Joseph Williams

Personal information
- Full name: Joseph Junior Williams
- Born: 1 September 1974 (age 52) Foul Bay, St Philip, Barbados
- Batting: Right-handed
- Bowling: Right-arm fast-medium
- Role: Bowler

Domestic team information
- 1996–1997: Barbados

Career statistics
| Competition | FC | LA |
| Matches | 2 | 6 |
| Runs scored | 10 | 19 |
| Batting average | 10.00 | 6.33 |
| 100s/50s | 0/0 | 0/0 |
| Top score | 10 | 7 |
| Balls bowled | 138 | 293 |
| Wickets | 3 | 8 |
| Bowling average | 19.00 | 31.50 |
| 5 wickets in innings | 0 | 0 |
| 10 wickets in match | 0 | n/a |
| Best bowling | 3/57 | 3/33 |
| Catches/stumpings | 0/- | 1/- |
- Source: CricketArchive, 5 June 2013

= Joseph Williams (Barbadian cricketer) =

Barbadian cricketer

Joseph Henderson Williams (born 1 September 1974) is a former Barbadian cricketer who played several matches for Barbados during the late 1990s. From the parish of Saint Philip, Williams represented the Barbados under-19 team at both the 1993 and 1994 West Indies Youth Championships. He made his first-class debut for Barbados during the 1995–96 season, against Guyana in the Red Stripe Cup. The match was washed out after one day's play, and Williams played only one further match at first-class level, against a touring Free State team the following season. In that match, played at the Kensington Oval, Bridgetown, he took 3/57 in Free State's only innings, bowling first change behind Henry Austin and Test player Patterson Thompson.
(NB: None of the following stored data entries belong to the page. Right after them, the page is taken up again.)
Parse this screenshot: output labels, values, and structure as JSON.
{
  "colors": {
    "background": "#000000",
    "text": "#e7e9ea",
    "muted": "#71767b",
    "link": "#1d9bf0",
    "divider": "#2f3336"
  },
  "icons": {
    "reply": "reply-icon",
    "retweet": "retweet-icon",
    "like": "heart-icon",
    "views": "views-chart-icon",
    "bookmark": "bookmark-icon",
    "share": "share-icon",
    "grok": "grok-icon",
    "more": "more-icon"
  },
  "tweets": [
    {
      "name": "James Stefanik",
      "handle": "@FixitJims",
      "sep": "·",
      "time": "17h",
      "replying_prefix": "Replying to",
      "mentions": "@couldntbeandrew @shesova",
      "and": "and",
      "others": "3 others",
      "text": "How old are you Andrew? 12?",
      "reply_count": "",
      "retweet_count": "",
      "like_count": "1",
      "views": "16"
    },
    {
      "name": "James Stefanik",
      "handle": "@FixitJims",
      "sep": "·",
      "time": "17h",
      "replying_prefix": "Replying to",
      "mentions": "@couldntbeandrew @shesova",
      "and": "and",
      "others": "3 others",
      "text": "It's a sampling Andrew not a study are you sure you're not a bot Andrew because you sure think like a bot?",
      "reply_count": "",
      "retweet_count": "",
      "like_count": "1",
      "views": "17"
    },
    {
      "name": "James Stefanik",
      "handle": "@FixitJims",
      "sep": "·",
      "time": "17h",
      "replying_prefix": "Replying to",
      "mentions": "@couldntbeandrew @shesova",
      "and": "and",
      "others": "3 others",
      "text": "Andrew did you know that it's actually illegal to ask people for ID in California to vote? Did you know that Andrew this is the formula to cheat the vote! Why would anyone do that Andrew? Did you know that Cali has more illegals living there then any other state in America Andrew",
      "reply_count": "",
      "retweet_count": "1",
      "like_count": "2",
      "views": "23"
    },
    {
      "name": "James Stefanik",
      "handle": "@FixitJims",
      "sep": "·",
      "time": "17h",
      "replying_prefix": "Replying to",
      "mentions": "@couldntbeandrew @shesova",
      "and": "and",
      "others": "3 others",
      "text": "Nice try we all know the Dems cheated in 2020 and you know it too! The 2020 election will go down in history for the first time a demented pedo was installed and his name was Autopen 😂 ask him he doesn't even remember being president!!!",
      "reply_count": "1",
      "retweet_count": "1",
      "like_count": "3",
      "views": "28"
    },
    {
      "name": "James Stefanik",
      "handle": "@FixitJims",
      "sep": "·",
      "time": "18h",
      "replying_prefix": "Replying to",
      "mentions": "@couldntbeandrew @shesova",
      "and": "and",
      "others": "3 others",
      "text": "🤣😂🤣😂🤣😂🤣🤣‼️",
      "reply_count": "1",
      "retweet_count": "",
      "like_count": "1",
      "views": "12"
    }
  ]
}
Although he only played two matches at first-class level, Williams had greater success in the limited-overs format, playing six matches over the 1996–97 and 1997–98 seasons of the West Indian domestic one-day competition. He made his List A debut for Barbados against the Windward Islands in October 1996, taking one wicket on debut. In what was arguably his best performance for the team, Williams took 3/33 in the following match against Bermuda, helping to restrict the Bermudians to
215/8 from their 50 overs. His last one-day match for Barbados came against Guyana in October 1997, with his figures of 3/54 the best in the match. Williams did not play for Barbados again, finishing with eight wickets from his six limited-overs matches, alongside his three wickets from two first-class matches.